Duo Duo took me to her family. I accepted a golden khata, washed my hands at the well, and patted my forehead three times before entering the house. Duo Duo invited me to the second floor, which was reserved for children and unmarried youths; I played her random songs on my iPod and showed her photos of Bryn Mawr. She thought Rockefeller looked like a castle and said she had never seen anything like it. I told her it was because she hadn’t seen the Harry Potter movies yet.

We sang for hours on the mountain and bowed our heads before colorful flags around a house. Duo Duo said the house was having a Tibetan funeral and told me all of their glorious posthumous ways, including one in which the body was chopped into pieces on the mountain top for hawks to feast on. Only the most generous and benevolent received the hawk sky burial. The person who chopped the body up inherited all the dead man’s money because “life ends where it is, and [Tibetans] don’t linger and don’t leave things behind.”

I understood then, what I loved—love—so much about this land of harsh midday sun and frosty nights. Tibetans were free, politics be damned. They sang their hearts out and they loved to the fullest. I had admired them for living in such difficult natural condition but only then did I realize they lived because of it. Their gods protected them and gave them their long lives and their unrelenting resistance.
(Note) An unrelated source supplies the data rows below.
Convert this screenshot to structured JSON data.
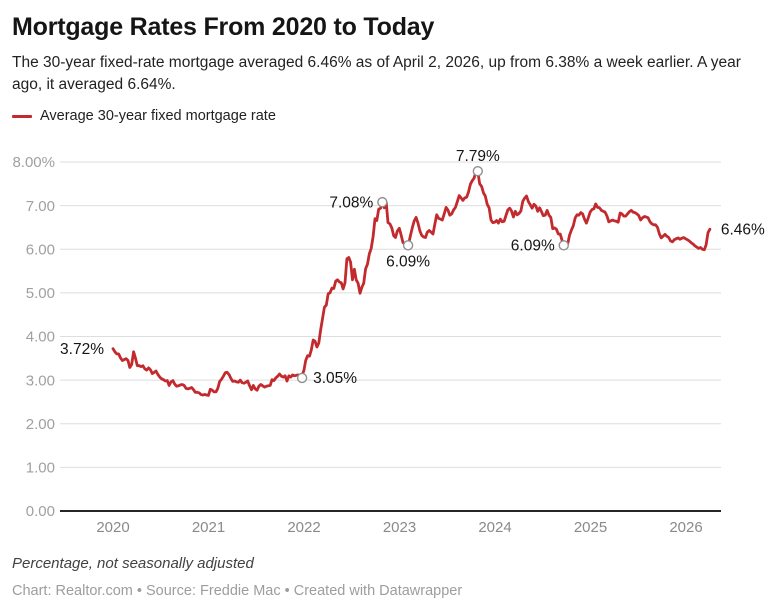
{
  "header": {
    "title": "Mortgage Rates From 2020 to Today",
    "subtitle": "The 30-year fixed-rate mortgage averaged 6.46% as of April 2, 2026, up from 6.38% a week earlier. A year ago, it averaged 6.64%.",
    "legend": {
      "label": "Average 30-year fixed mortgage rate"
    }
  },
  "colors": {
    "line": "#c22a2e",
    "grid": "#dedede",
    "axis": "#262626",
    "y_label": "#a0a0a0",
    "x_label": "#8a8a8a",
    "annotation": "#141414",
    "marker_stroke": "#8f8f8f",
    "marker_fill": "#ffffff"
  },
  "chart_data": {
    "type": "line",
    "title": "Mortgage Rates From 2020 to Today",
    "xlabel": "",
    "ylabel": "",
    "ylim": [
      0,
      8
    ],
    "xlim": [
      2020.0,
      2026.25
    ],
    "grid": "horizontal",
    "legend_position": "top-left",
    "y_ticks": [
      {
        "v": 8,
        "label": "8.00%"
      },
      {
        "v": 7,
        "label": "7.00"
      },
      {
        "v": 6,
        "label": "6.00"
      },
      {
        "v": 5,
        "label": "5.00"
      },
      {
        "v": 4,
        "label": "4.00"
      },
      {
        "v": 3,
        "label": "3.00"
      },
      {
        "v": 2,
        "label": "2.00"
      },
      {
        "v": 1,
        "label": "1.00"
      },
      {
        "v": 0,
        "label": "0.00"
      }
    ],
    "x_ticks": [
      {
        "v": 2020,
        "label": "2020"
      },
      {
        "v": 2021,
        "label": "2021"
      },
      {
        "v": 2022,
        "label": "2022"
      },
      {
        "v": 2023,
        "label": "2023"
      },
      {
        "v": 2024,
        "label": "2024"
      },
      {
        "v": 2025,
        "label": "2025"
      },
      {
        "v": 2026,
        "label": "2026"
      }
    ],
    "series": [
      {
        "name": "Average 30-year fixed mortgage rate",
        "interval": "weekly",
        "x_start": 2020.0,
        "x_end": 2026.25,
        "values": [
          3.72,
          3.65,
          3.6,
          3.6,
          3.51,
          3.45,
          3.47,
          3.49,
          3.45,
          3.29,
          3.36,
          3.65,
          3.5,
          3.33,
          3.33,
          3.31,
          3.33,
          3.26,
          3.23,
          3.28,
          3.24,
          3.15,
          3.18,
          3.21,
          3.13,
          3.07,
          3.03,
          3.01,
          2.98,
          2.99,
          2.88,
          2.96,
          2.99,
          2.91,
          2.86,
          2.87,
          2.89,
          2.9,
          2.88,
          2.81,
          2.8,
          2.81,
          2.83,
          2.78,
          2.72,
          2.72,
          2.71,
          2.67,
          2.66,
          2.67,
          2.66,
          2.65,
          2.79,
          2.77,
          2.73,
          2.73,
          2.81,
          2.97,
          3.02,
          3.09,
          3.17,
          3.18,
          3.13,
          3.04,
          2.97,
          2.98,
          2.96,
          2.95,
          3.0,
          2.94,
          2.93,
          2.95,
          2.98,
          2.87,
          2.78,
          2.88,
          2.8,
          2.77,
          2.86,
          2.9,
          2.87,
          2.84,
          2.86,
          2.87,
          2.88,
          3.01,
          2.99,
          3.05,
          3.09,
          3.14,
          3.09,
          3.07,
          3.1,
          2.98,
          3.1,
          3.07,
          3.12,
          3.1,
          3.11,
          3.12,
          3.05,
          3.11,
          3.22,
          3.45,
          3.56,
          3.55,
          3.69,
          3.92,
          3.89,
          3.76,
          3.85,
          4.16,
          4.42,
          4.67,
          4.72,
          4.98,
          5.0,
          5.11,
          5.1,
          5.27,
          5.3,
          5.25,
          5.23,
          5.09,
          5.23,
          5.78,
          5.81,
          5.7,
          5.3,
          5.54,
          5.3,
          5.22,
          4.99,
          5.13,
          5.22,
          5.55,
          5.66,
          5.89,
          6.02,
          6.29,
          6.7,
          6.66,
          6.92,
          6.94,
          7.08,
          6.95,
          7.08,
          6.61,
          6.58,
          6.49,
          6.31,
          6.27,
          6.42,
          6.48,
          6.33,
          6.15,
          6.13,
          6.09,
          6.12,
          6.32,
          6.5,
          6.65,
          6.73,
          6.6,
          6.42,
          6.32,
          6.28,
          6.27,
          6.39,
          6.43,
          6.39,
          6.35,
          6.57,
          6.79,
          6.71,
          6.69,
          6.67,
          6.81,
          6.96,
          6.9,
          6.78,
          6.81,
          6.9,
          6.96,
          7.09,
          7.23,
          7.18,
          7.12,
          7.18,
          7.19,
          7.31,
          7.49,
          7.57,
          7.63,
          7.79,
          7.76,
          7.5,
          7.44,
          7.29,
          7.22,
          7.03,
          6.95,
          6.67,
          6.61,
          6.62,
          6.66,
          6.6,
          6.69,
          6.63,
          6.64,
          6.77,
          6.9,
          6.94,
          6.88,
          6.74,
          6.87,
          6.79,
          6.82,
          6.88,
          7.1,
          7.17,
          7.22,
          7.09,
          7.02,
          6.94,
          7.03,
          6.99,
          6.87,
          6.95,
          6.86,
          6.77,
          6.78,
          6.89,
          6.78,
          6.73,
          6.47,
          6.49,
          6.46,
          6.35,
          6.35,
          6.2,
          6.09,
          6.08,
          6.12,
          6.32,
          6.44,
          6.54,
          6.72,
          6.79,
          6.78,
          6.84,
          6.81,
          6.69,
          6.6,
          6.72,
          6.85,
          6.91,
          6.93,
          7.04,
          6.96,
          6.95,
          6.89,
          6.87,
          6.85,
          6.76,
          6.63,
          6.65,
          6.67,
          6.65,
          6.64,
          6.62,
          6.83,
          6.81,
          6.76,
          6.76,
          6.81,
          6.86,
          6.89,
          6.85,
          6.84,
          6.81,
          6.77,
          6.67,
          6.72,
          6.75,
          6.74,
          6.72,
          6.63,
          6.58,
          6.56,
          6.56,
          6.5,
          6.35,
          6.26,
          6.3,
          6.34,
          6.3,
          6.27,
          6.19,
          6.17,
          6.22,
          6.24,
          6.26,
          6.23,
          6.25,
          6.27,
          6.24,
          6.22,
          6.19,
          6.15,
          6.12,
          6.08,
          6.05,
          6.02,
          6.04,
          6.0,
          5.99,
          6.1,
          6.38,
          6.46
        ]
      }
    ],
    "annotations": [
      {
        "label": "3.72%",
        "x": 2020.0,
        "y": 3.72,
        "marker": false,
        "anchor": "left"
      },
      {
        "label": "3.05%",
        "x": 2021.98,
        "y": 3.05,
        "marker": true,
        "anchor": "right"
      },
      {
        "label": "7.08%",
        "x": 2022.82,
        "y": 7.08,
        "marker": true,
        "anchor": "left"
      },
      {
        "label": "6.09%",
        "x": 2023.09,
        "y": 6.09,
        "marker": true,
        "anchor": "below"
      },
      {
        "label": "7.79%",
        "x": 2023.82,
        "y": 7.79,
        "marker": true,
        "anchor": "above"
      },
      {
        "label": "6.09%",
        "x": 2024.72,
        "y": 6.09,
        "marker": true,
        "anchor": "left"
      },
      {
        "label": "6.46%",
        "x": 2026.25,
        "y": 6.46,
        "marker": false,
        "anchor": "right"
      }
    ]
  },
  "footer": {
    "note": "Percentage, not seasonally adjusted",
    "credit": "Chart: Realtor.com • Source: Freddie Mac • Created with Datawrapper"
  }
}
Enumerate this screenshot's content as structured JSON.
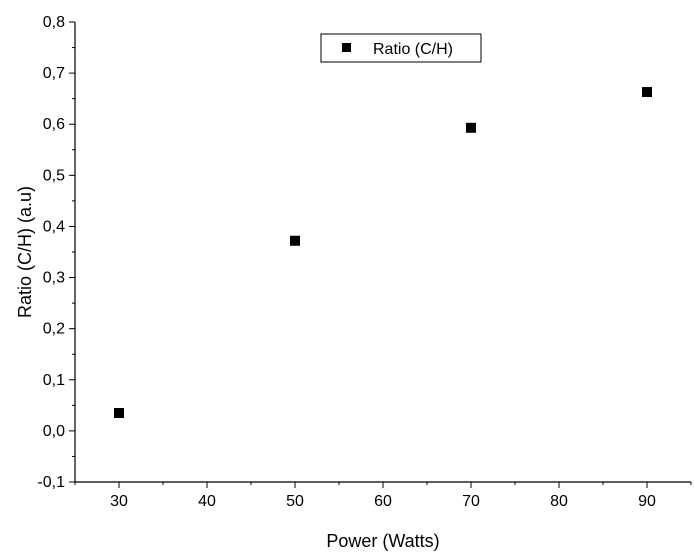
{
  "chart_data": {
    "type": "scatter",
    "title": "",
    "xlabel": "Power (Watts)",
    "ylabel": "Ratio (C/H) (a.u)",
    "xlim": [
      25,
      95
    ],
    "ylim": [
      -0.1,
      0.8
    ],
    "x_ticks": [
      30,
      40,
      50,
      60,
      70,
      80,
      90
    ],
    "x_tick_labels": [
      "30",
      "40",
      "50",
      "60",
      "70",
      "80",
      "90"
    ],
    "y_ticks": [
      -0.1,
      0.0,
      0.1,
      0.2,
      0.3,
      0.4,
      0.5,
      0.6,
      0.7,
      0.8
    ],
    "y_tick_labels": [
      "-0,1",
      "0,0",
      "0,1",
      "0,2",
      "0,3",
      "0,4",
      "0,5",
      "0,6",
      "0,7",
      "0,8"
    ],
    "grid": false,
    "legend": {
      "position": "top-center",
      "entries": [
        "Ratio (C/H)"
      ]
    },
    "series": [
      {
        "name": "Ratio (C/H)",
        "marker": "square",
        "color": "#000000",
        "x": [
          30,
          50,
          70,
          90
        ],
        "y": [
          0.035,
          0.372,
          0.593,
          0.663
        ]
      }
    ]
  }
}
I met a man who had been orphaned since he was ten; he slept on his horse; his eyes blazed because no hard labor, no giant Chinese character signs with tiny Tibetan subtitles like an afterthought in Lhasa could take his hawk song from him.

I left Tibet on a beautiful day. The sky was blue and crisp. I wore four khatas around my neck when I boarded the flight to Chengdu. Defiantly colorful Tibetan prayer paper twirled in the wind. I felt free.